American Body Armor was sold in 1985 and eventually became part of BAE Systems. The next year, Armellino moved to California and launched U.S. Armor with one employee in a 4,000-square-foot space in a strip mall.
“It’s what I knew,” he said. “I realized that what I knew about the business was different from everybody else.”
The early days were difficult.
“We sold during the daytime and cut the material at night. I sewed when I had to also,” Armellino said. “The dealers and distributors really didn’t want to work with me because they already had relationships with other manufacturers, including my father’s old company.”

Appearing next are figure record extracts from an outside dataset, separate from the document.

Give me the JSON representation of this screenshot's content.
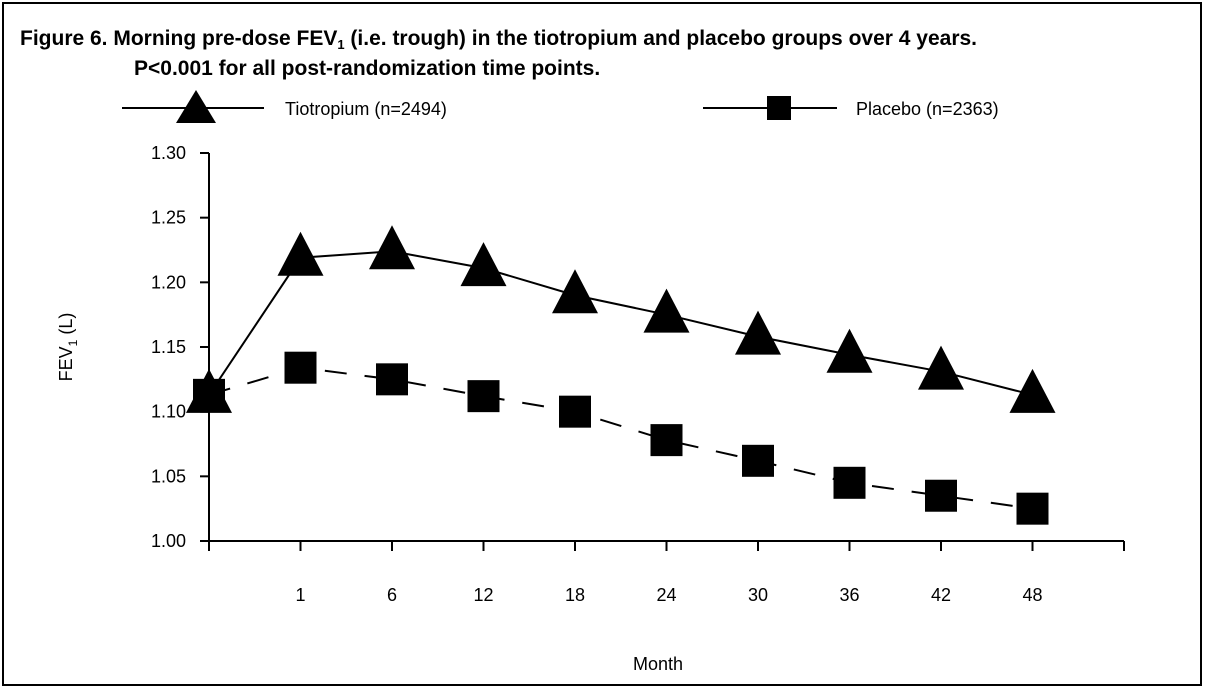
{
  "figure": {
    "title_line1_pre": "Figure 6. Morning pre-dose FEV",
    "title_line1_sub": "1",
    "title_line1_post": " (i.e. trough) in the tiotropium and placebo groups over 4 years.",
    "title_line2": "P<0.001 for all post-randomization time points."
  },
  "chart_data": {
    "type": "line",
    "xlabel": "Month",
    "ylabel_pre": "FEV",
    "ylabel_sub": "1",
    "ylabel_post": " (L)",
    "categories": [
      "0",
      "1",
      "6",
      "12",
      "18",
      "24",
      "30",
      "36",
      "42",
      "48"
    ],
    "x_tick_labels": [
      "",
      "1",
      "6",
      "12",
      "18",
      "24",
      "30",
      "36",
      "42",
      "48"
    ],
    "y_ticks": [
      "1.00",
      "1.05",
      "1.10",
      "1.15",
      "1.20",
      "1.25",
      "1.30"
    ],
    "ylim": [
      1.0,
      1.3
    ],
    "grid": false,
    "legend_position": "top",
    "series": [
      {
        "name": "Tiotropium (n=2494)",
        "marker": "triangle",
        "line_style": "solid",
        "values": [
          1.113,
          1.219,
          1.224,
          1.211,
          1.19,
          1.175,
          1.158,
          1.144,
          1.131,
          1.113
        ]
      },
      {
        "name": "Placebo (n=2363)",
        "marker": "square",
        "line_style": "dashed",
        "values": [
          1.113,
          1.134,
          1.125,
          1.112,
          1.1,
          1.078,
          1.062,
          1.045,
          1.035,
          1.025
        ]
      }
    ]
  }
}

To survive, Armellino went directly to the public safety agencies. Often the pitches went like this: “Give me the guy that hates wearing body armor. Let me make a vest for him. We’ll knock it out in like a week,” Armellino said.
“I’d get it back to them, show their guys how to wear it,” he said. “I would tell them, ‘Look, even if you don’t buy my product, you really need to educate your people. This is how to wear your body armor properly.’”
It worked. In an era of U.S. military withdrawals, many competitors are scrambling even harder for business, Armellino said, and the direct approach still resonates. So, too, does the company’s mantra: that every vest should fit as well as a tailored dress suit.
Company sales have continued to range between $8 million and $12 million, and did so even during the recession. That’s partly because international sales are increasing, the Armellinos said. U.S. Armor has picked up more than 2,800 new customers in the last five years, which has more than made up for losses.
The vests come in hundreds of variations of basic sizes _ often customized for the wearer _ and cost from $500 for a concealable vest to just under $3,000 for a fully outfitted, heavy-duty tactical vest.